There is, indeed, freedom in knowing one’s origin. It gives one a sense of wholeness. It is, however, not the case with the persona in the poem “It is the Call” by Julius Marc Taborete. The poem describes the experience of being deprived of the full encounter with one’s cultural identity to the point of being condescending to it. Having been “swept away in/ [his/her] Father’s proud façade,” the persona expressed resentment and said, “they have locked me in my own freedom,/ in the delusion I dwell.” The poem underscores the struggle of the persona with interracial roots, but has not experienced the peculiarities of both ancestries because of growing in a distant land.

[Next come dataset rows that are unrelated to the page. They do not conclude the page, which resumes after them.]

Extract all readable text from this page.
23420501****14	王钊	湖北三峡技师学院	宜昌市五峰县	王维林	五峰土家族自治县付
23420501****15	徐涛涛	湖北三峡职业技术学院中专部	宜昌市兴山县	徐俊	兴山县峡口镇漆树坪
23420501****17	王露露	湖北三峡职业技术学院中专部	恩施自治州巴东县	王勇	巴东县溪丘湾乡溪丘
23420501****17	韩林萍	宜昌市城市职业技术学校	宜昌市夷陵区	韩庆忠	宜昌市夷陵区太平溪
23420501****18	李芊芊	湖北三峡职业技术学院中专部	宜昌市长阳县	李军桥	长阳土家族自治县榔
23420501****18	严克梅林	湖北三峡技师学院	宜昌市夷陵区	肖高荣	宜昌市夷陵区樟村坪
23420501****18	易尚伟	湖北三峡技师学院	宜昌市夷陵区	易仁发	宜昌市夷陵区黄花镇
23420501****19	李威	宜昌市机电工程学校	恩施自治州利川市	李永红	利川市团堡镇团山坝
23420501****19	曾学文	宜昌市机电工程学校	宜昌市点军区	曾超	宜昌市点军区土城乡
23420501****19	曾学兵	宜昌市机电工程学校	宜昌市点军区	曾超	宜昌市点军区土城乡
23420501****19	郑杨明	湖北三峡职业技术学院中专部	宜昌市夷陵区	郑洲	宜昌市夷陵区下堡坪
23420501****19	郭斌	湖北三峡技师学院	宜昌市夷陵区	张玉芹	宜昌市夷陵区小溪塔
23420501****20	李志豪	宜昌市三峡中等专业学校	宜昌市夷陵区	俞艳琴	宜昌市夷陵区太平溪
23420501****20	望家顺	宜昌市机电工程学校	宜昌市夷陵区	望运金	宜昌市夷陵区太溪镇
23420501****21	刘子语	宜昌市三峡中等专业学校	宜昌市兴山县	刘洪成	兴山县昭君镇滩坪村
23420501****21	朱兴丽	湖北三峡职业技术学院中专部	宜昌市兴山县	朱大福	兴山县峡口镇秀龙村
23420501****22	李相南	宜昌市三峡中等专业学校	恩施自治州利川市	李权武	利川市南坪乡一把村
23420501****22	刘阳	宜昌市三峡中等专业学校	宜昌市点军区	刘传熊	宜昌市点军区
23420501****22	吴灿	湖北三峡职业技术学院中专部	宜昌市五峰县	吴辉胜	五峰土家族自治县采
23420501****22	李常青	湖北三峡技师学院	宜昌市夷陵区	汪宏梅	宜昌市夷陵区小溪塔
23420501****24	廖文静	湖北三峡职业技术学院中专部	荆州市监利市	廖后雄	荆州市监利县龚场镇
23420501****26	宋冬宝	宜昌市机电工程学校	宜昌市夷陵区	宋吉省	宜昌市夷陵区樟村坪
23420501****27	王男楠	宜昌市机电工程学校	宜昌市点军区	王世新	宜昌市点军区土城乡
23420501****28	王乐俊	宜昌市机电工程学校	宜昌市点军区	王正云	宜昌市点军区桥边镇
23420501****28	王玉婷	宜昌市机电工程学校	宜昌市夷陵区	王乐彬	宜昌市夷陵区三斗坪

Indeed, absence in one’s birthland leaves a void in one’s existence. Such is the essence of the short story “I’ll Be Home for Christmas” from Erwin Cabucos’s book The Beach Spirit and Other Stories. The longing for home is an emotion powerful enough to transport us freely into the memory lane, and powerful enough to keep us hopeful. In one of the narrator’s last lines, he said, “I wished I could gather Gideon and the guys again to go caroling. We would sing enthusiastically once more but, this time, I would not be asking for people’s money.” Such words are a testament that despite the significant change in geography, or in time, or even in social status, the home retains its warmth and spirit.
Another set of works, a poem and a short story, by Mubarak Tahir discusses a common, poignant issue of discrimination based on a person’s sexual orientation and gender identity. Central to both works is the determination of the protagonist to free himself from the shackles of society’s prejudice. In the symbol-laden poem “Makeup Kit,” the omniscient narrator recounts in a figurative manner the brutal persecution of a third-person character by someone the narrator interchangeably calls “Diyablo” or “Demonyo.” The use of metaphors eased the reading experience of a supposed morbid scene with Tahir’s creative juxtaposition of facial cosmetics, and blood and bruises: “Napalitan ang maitim na lipstick/ Ng pulang lip balm/ Na pumapatak sa labi . . ./ Kulay itim ang luhang dumadaloy;/ Natunaw ang mascara ng pilikmata . . .“
What seems to be a prequel to the poem is Tahir’s short story “Manika.” The story opens with an image of a young boy trying to tie around his waist a ribbon out of his blanket one early morning. Together with the image of a doll (manika), the ribbon (laso) is a recurring symbol that is also present in Tahir’s poem, making the two works complementary. Although both works have different intensities of conflict, both have redemptive resolutions: the story ended with the protagonist’s acceptance of oneself; and the poem, by the protagonist’s undaunted will to fight for the life he has so liberated.
In all of the featured works, we will see that in the midst of the multifaceted essence of freedom in the different aspects of human life, what matters is most is on how we harness the good in freedom.